The director of Compartment No. 6 on the joys of filming on location – in this case, a vintage passenger train.
Antitipation levels were high when it came to clapping eyes on the second feature by Finnish director Juho Kuosmanen. He had already wowed the audience at Cannes, winning the Un Certain Regard Prize in 2016 for his lovable tale of smalltown Finnish boxer – The Happiest Day in the Life of Olli Mäki. Then came his new one, Compartment No. 6, another charming comic period piece, this time taking us on an epic train journey and charting a relationship that blossoms in a number of strange and endearing ways. We spoke to Kuosmanen when he was in London in November of 2021 to present his new film at the London Film Festival.
LWLies: Was Compartment No. 6 filmed on a set, or was it an actual train? Both eventualities seem very difficult.
Kuosmanen: It’s an actual train. But filmmaking is always difficult – you’re always trying something that you’re not sure you can achieve. That’s why it’s so interesting. You can’t and you shouldn’t avoid difficulty. If you want to make things easy, it means that you don’t care. For me, it’s really important that it stays interesting. If I went to a studio I wouldn’t really know what to do, because the studio environment doesn’t give me any inspiration. But when I’m on a real location, I’m much more inspired, full of energy. I’m seeing things that I can use for the film. That’s why it’s obvious that we wanted to shoot on a real moving train rather than the studio with a green screen.

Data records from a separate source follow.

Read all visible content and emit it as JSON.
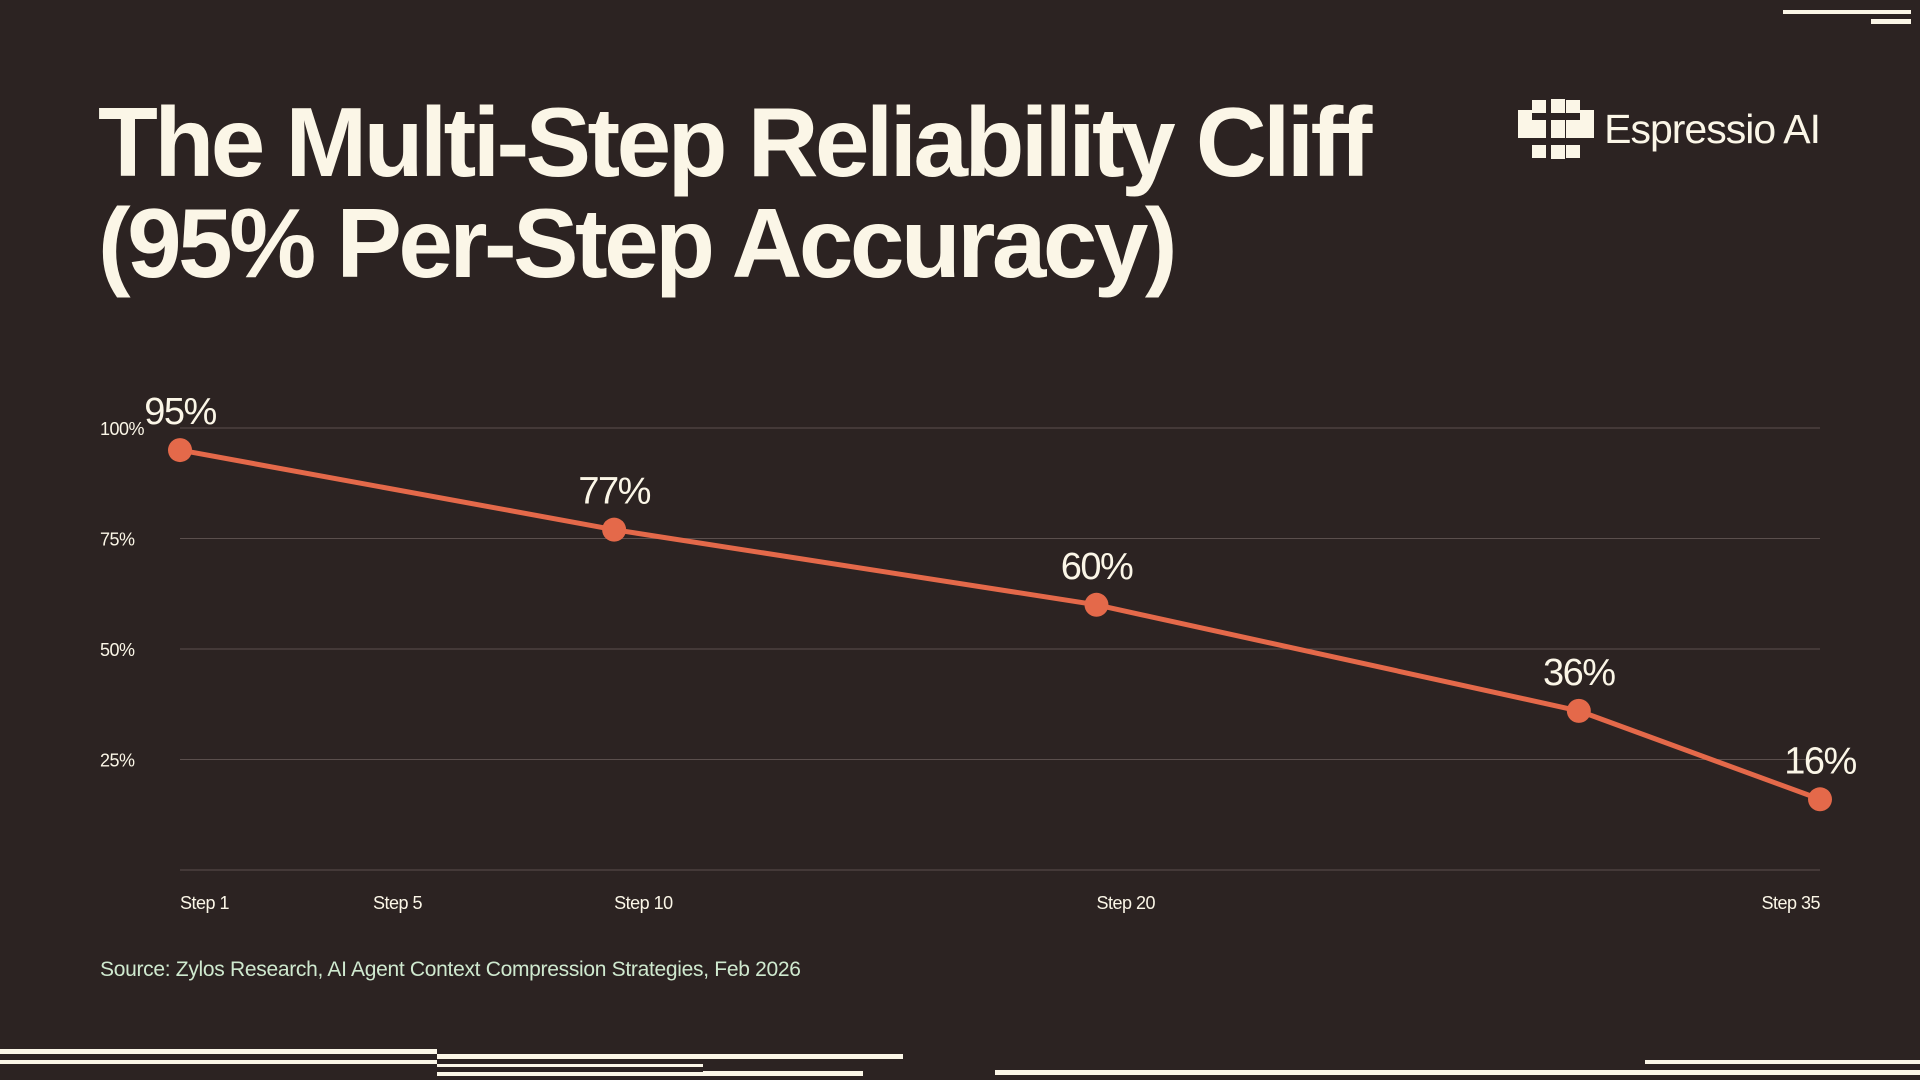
{
  "title_line1": "The Multi-Step Reliability Cliff",
  "title_line2": "(95% Per-Step Accuracy)",
  "brand": {
    "name": "Espressio AI",
    "logo_icon": "espressio-logo-icon"
  },
  "source": "Source: Zylos Research, AI Agent Context Compression Strategies, Feb 2026",
  "colors": {
    "background": "#2c2322",
    "text": "#fbf6e7",
    "accent": "#e4694a",
    "source_text": "#cfe9cf"
  },
  "chart_data": {
    "type": "line",
    "title": "The Multi-Step Reliability Cliff (95% Per-Step Accuracy)",
    "xlabel": "",
    "ylabel": "",
    "x_ticks": [
      {
        "step": 1,
        "label": "Step 1"
      },
      {
        "step": 5,
        "label": "Step 5"
      },
      {
        "step": 10,
        "label": "Step 10"
      },
      {
        "step": 20,
        "label": "Step 20"
      },
      {
        "step": 35,
        "label": "Step 35"
      }
    ],
    "y_ticks": [
      {
        "value": 100,
        "label": "100%"
      },
      {
        "value": 75,
        "label": "75%"
      },
      {
        "value": 50,
        "label": "50%"
      },
      {
        "value": 25,
        "label": "25%"
      }
    ],
    "ylim": [
      0,
      100
    ],
    "grid": true,
    "legend": "none",
    "series": [
      {
        "points": [
          {
            "step": 1,
            "value": 95,
            "label": "95%"
          },
          {
            "step": 10,
            "value": 77,
            "label": "77%"
          },
          {
            "step": 20,
            "value": 60,
            "label": "60%"
          },
          {
            "step": 30,
            "value": 36,
            "label": "36%"
          },
          {
            "step": 35,
            "value": 16,
            "label": "16%"
          }
        ]
      }
    ]
  }
}
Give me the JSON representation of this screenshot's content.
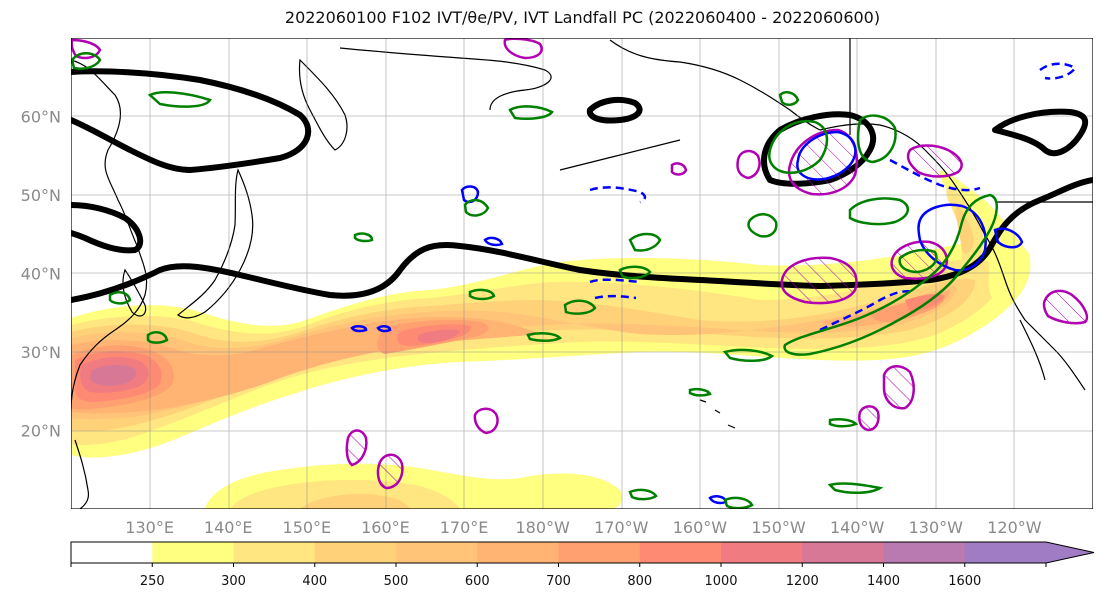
{
  "title": "2022060100 F102 IVT/θe/PV, IVT Landfall PC (2022060400 - 2022060600)",
  "map": {
    "projection": "PlateCarree",
    "lon_range": [
      120,
      250
    ],
    "lat_range": [
      10,
      70
    ],
    "lat_ticks": [
      {
        "value": 20,
        "label": "20°N"
      },
      {
        "value": 30,
        "label": "30°N"
      },
      {
        "value": 40,
        "label": "40°N"
      },
      {
        "value": 50,
        "label": "50°N"
      },
      {
        "value": 60,
        "label": "60°N"
      }
    ],
    "lon_ticks": [
      {
        "value": 130,
        "label": "130°E"
      },
      {
        "value": 140,
        "label": "140°E"
      },
      {
        "value": 150,
        "label": "150°E"
      },
      {
        "value": 160,
        "label": "160°E"
      },
      {
        "value": 170,
        "label": "170°E"
      },
      {
        "value": 180,
        "label": "180°W"
      },
      {
        "value": 190,
        "label": "170°W"
      },
      {
        "value": 200,
        "label": "160°W"
      },
      {
        "value": 210,
        "label": "150°W"
      },
      {
        "value": 220,
        "label": "140°W"
      },
      {
        "value": 230,
        "label": "130°W"
      },
      {
        "value": 240,
        "label": "120°W"
      }
    ],
    "gridlines": true,
    "contour_colors": {
      "theta_e": "#000000",
      "pv_positive": "#008000",
      "pv_negative": "#0000ff",
      "landfall_pc": "#b000b0"
    }
  },
  "colorbar": {
    "levels": [
      {
        "label": "250",
        "color": "#ffff80"
      },
      {
        "label": "300",
        "color": "#ffe680"
      },
      {
        "label": "400",
        "color": "#ffd27a"
      },
      {
        "label": "500",
        "color": "#ffc478"
      },
      {
        "label": "600",
        "color": "#ffb474"
      },
      {
        "label": "700",
        "color": "#ffa070"
      },
      {
        "label": "800",
        "color": "#ff8a74"
      },
      {
        "label": "1000",
        "color": "#f07c82"
      },
      {
        "label": "1200",
        "color": "#d67896"
      },
      {
        "label": "1400",
        "color": "#b87ab0"
      },
      {
        "label": "1600",
        "color": "#a07cc4"
      }
    ],
    "first_color": "#ffffff",
    "extend": "max"
  }
}
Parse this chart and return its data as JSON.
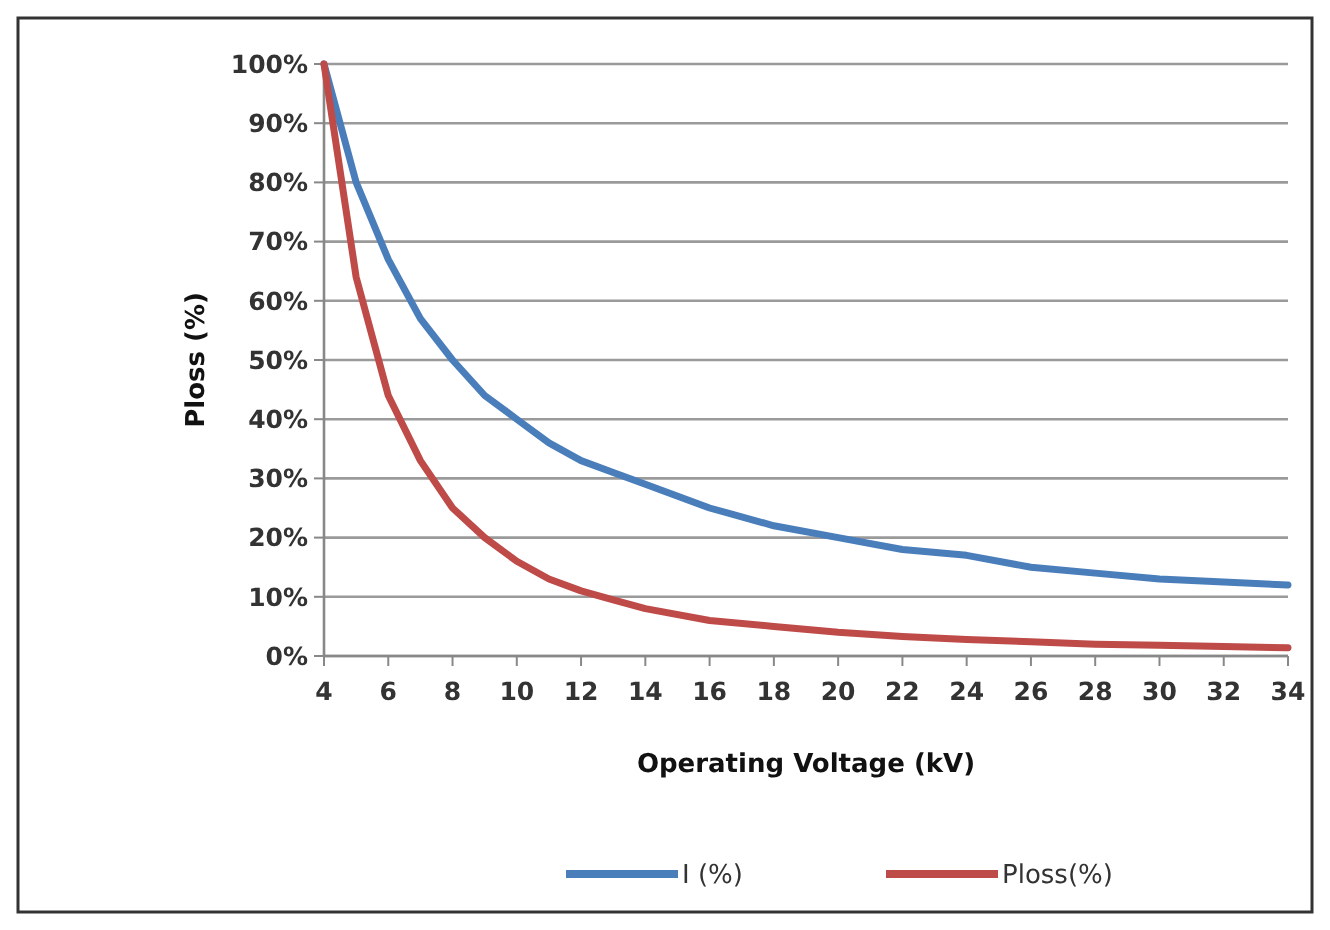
{
  "chart_data": {
    "type": "line",
    "ylabel": "Ploss (%)",
    "xlabel": "Operating Voltage (kV)",
    "x": [
      4,
      5,
      6,
      7,
      8,
      9,
      10,
      11,
      12,
      13,
      14,
      16,
      18,
      20,
      22,
      24,
      26,
      28,
      30,
      32,
      34
    ],
    "series": [
      {
        "name": "I (%)",
        "color": "#4a7ebb",
        "values": [
          100,
          80,
          67,
          57,
          50,
          44,
          40,
          36,
          33,
          31,
          29,
          25,
          22,
          20,
          18,
          17,
          15,
          14,
          13,
          12.5,
          12
        ]
      },
      {
        "name": "Ploss(%)",
        "color": "#be4b48",
        "values": [
          100,
          64,
          44,
          33,
          25,
          20,
          16,
          13,
          11,
          9.5,
          8,
          6,
          5,
          4,
          3.3,
          2.8,
          2.4,
          2,
          1.8,
          1.6,
          1.4
        ]
      }
    ],
    "xlim": [
      4,
      34
    ],
    "xticks": [
      4,
      6,
      8,
      10,
      12,
      14,
      16,
      18,
      20,
      22,
      24,
      26,
      28,
      30,
      32,
      34
    ],
    "ylim": [
      0,
      100
    ],
    "yticks": [
      {
        "value": 0,
        "label": "0%"
      },
      {
        "value": 10,
        "label": "10%"
      },
      {
        "value": 20,
        "label": "20%"
      },
      {
        "value": 30,
        "label": "30%"
      },
      {
        "value": 40,
        "label": "40%"
      },
      {
        "value": 50,
        "label": "50%"
      },
      {
        "value": 60,
        "label": "60%"
      },
      {
        "value": 70,
        "label": "70%"
      },
      {
        "value": 80,
        "label": "80%"
      },
      {
        "value": 90,
        "label": "90%"
      },
      {
        "value": 100,
        "label": "100%"
      }
    ],
    "grid": "y",
    "legend": "bottom",
    "marker": "none",
    "line_style": "solid"
  }
}
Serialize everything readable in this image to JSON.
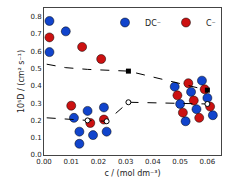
{
  "chart_data": {
    "type": "line",
    "xlabel": "c / (mol dm⁻³)",
    "ylabel": "10⁵D / (cm² s⁻¹)",
    "xlim": [
      0.0,
      0.065
    ],
    "ylim": [
      0.0,
      0.85
    ],
    "xticks": [
      {
        "value": 0.0,
        "label": "0.00"
      },
      0.01,
      0.02,
      0.03,
      0.04,
      0.05,
      0.06
    ],
    "yticks": [
      {
        "value": 0.0,
        "label": "0.0"
      },
      0.1,
      0.2,
      0.3,
      0.4,
      0.5,
      0.6,
      0.7,
      0.8
    ],
    "grid": false,
    "legend": "upper right",
    "series": [
      {
        "name": "DC⁻",
        "type": "scatter",
        "marker": "circle",
        "color": "#1144cc",
        "x": [
          0.002,
          0.002,
          0.008,
          0.011,
          0.013,
          0.013,
          0.016,
          0.018,
          0.022,
          0.023,
          0.048,
          0.05,
          0.052,
          0.054,
          0.056,
          0.058,
          0.06,
          0.062
        ],
        "values": [
          0.775,
          0.595,
          0.715,
          0.215,
          0.135,
          0.065,
          0.255,
          0.115,
          0.275,
          0.135,
          0.395,
          0.295,
          0.195,
          0.365,
          0.265,
          0.43,
          0.33,
          0.23
        ]
      },
      {
        "name": "C⁻",
        "type": "scatter",
        "marker": "circle",
        "color": "#cc1111",
        "x": [
          0.002,
          0.014,
          0.021,
          0.01,
          0.017,
          0.022,
          0.049,
          0.051,
          0.053,
          0.055,
          0.057,
          0.059,
          0.061
        ],
        "values": [
          0.68,
          0.625,
          0.555,
          0.285,
          0.185,
          0.205,
          0.345,
          0.245,
          0.415,
          0.315,
          0.215,
          0.38,
          0.28
        ]
      },
      {
        "type": "line",
        "line_style": "dashed",
        "color": "#000000",
        "x": [
          0.001,
          0.008,
          0.016,
          0.031,
          0.06
        ],
        "values": [
          0.525,
          0.505,
          0.495,
          0.485,
          0.375
        ]
      },
      {
        "type": "scatter",
        "marker": "square",
        "color": "#000000",
        "x": [
          0.031,
          0.06
        ],
        "values": [
          0.485,
          0.375
        ]
      },
      {
        "type": "line",
        "line_style": "dashed",
        "color": "#000000",
        "x": [
          0.001,
          0.01,
          0.016,
          0.023,
          0.031,
          0.06
        ],
        "values": [
          0.215,
          0.205,
          0.2,
          0.195,
          0.305,
          0.295
        ]
      },
      {
        "type": "scatter",
        "marker": "open_circle",
        "color": "#000000",
        "x": [
          0.016,
          0.023,
          0.031,
          0.06
        ],
        "values": [
          0.2,
          0.195,
          0.305,
          0.295
        ]
      }
    ]
  }
}
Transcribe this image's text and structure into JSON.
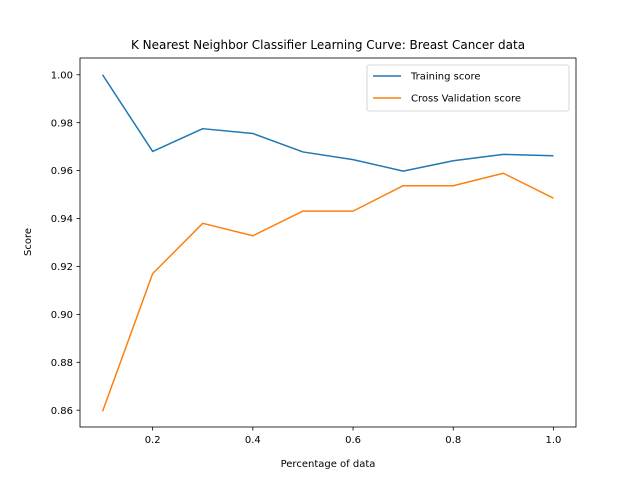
{
  "chart_data": {
    "type": "line",
    "title": "K Nearest Neighbor Classifier Learning Curve: Breast Cancer data",
    "xlabel": "Percentage of data",
    "ylabel": "Score",
    "x": [
      0.1,
      0.2,
      0.3,
      0.4,
      0.5,
      0.6,
      0.7,
      0.8,
      0.9,
      1.0
    ],
    "xlim": [
      0.055,
      1.045
    ],
    "ylim": [
      0.853,
      1.007
    ],
    "xticks": [
      0.2,
      0.4,
      0.6,
      0.8,
      1.0
    ],
    "xtick_labels": [
      "0.2",
      "0.4",
      "0.6",
      "0.8",
      "1.0"
    ],
    "yticks": [
      0.86,
      0.88,
      0.9,
      0.92,
      0.94,
      0.96,
      0.98,
      1.0
    ],
    "ytick_labels": [
      "0.86",
      "0.88",
      "0.90",
      "0.92",
      "0.94",
      "0.96",
      "0.98",
      "1.00"
    ],
    "grid": false,
    "legend_position": "top-right",
    "series": [
      {
        "name": "Training score",
        "color": "#1f77b4",
        "values": [
          1.0,
          0.968,
          0.9775,
          0.9755,
          0.9678,
          0.9646,
          0.9598,
          0.9641,
          0.9668,
          0.9662
        ]
      },
      {
        "name": "Cross Validation score",
        "color": "#ff7f0e",
        "values": [
          0.8595,
          0.917,
          0.938,
          0.9328,
          0.9431,
          0.9431,
          0.9537,
          0.9537,
          0.9589,
          0.9485
        ]
      }
    ]
  }
}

You can really tell. It’s one of those things that would have made it a totally different film.
Totally. And I would have been a totally different director. And JP (cinematographer Jani-Petteri Passi) would have been a totally different cinematographer. Because it’s based on controlling things. And this is based on accepting reality and taking what it gives to you. The old woman they visit – it’s her own house, we found her when we did the location scouting. It’s so much nicer to go to a location, do some tuning but not really changing anything, because the reality is so much more interesting than any ideas that I might have. The night scenes are shot in a train hangar, because we had to stop moving. We had smoke and dust and fake snow and water outside and lights. The practical difficulties of shooting in a train were the lights, electricity, recording – we had to use hidden microphones because there’s no room for a boom. For me as the director the biggest challenge was that I couldn’t be next to the camera when we were shooting or rehearsing the scene.
Were you off the train?
No, I was compartment number seven. In number six there was JP, the camera assistant and the actors.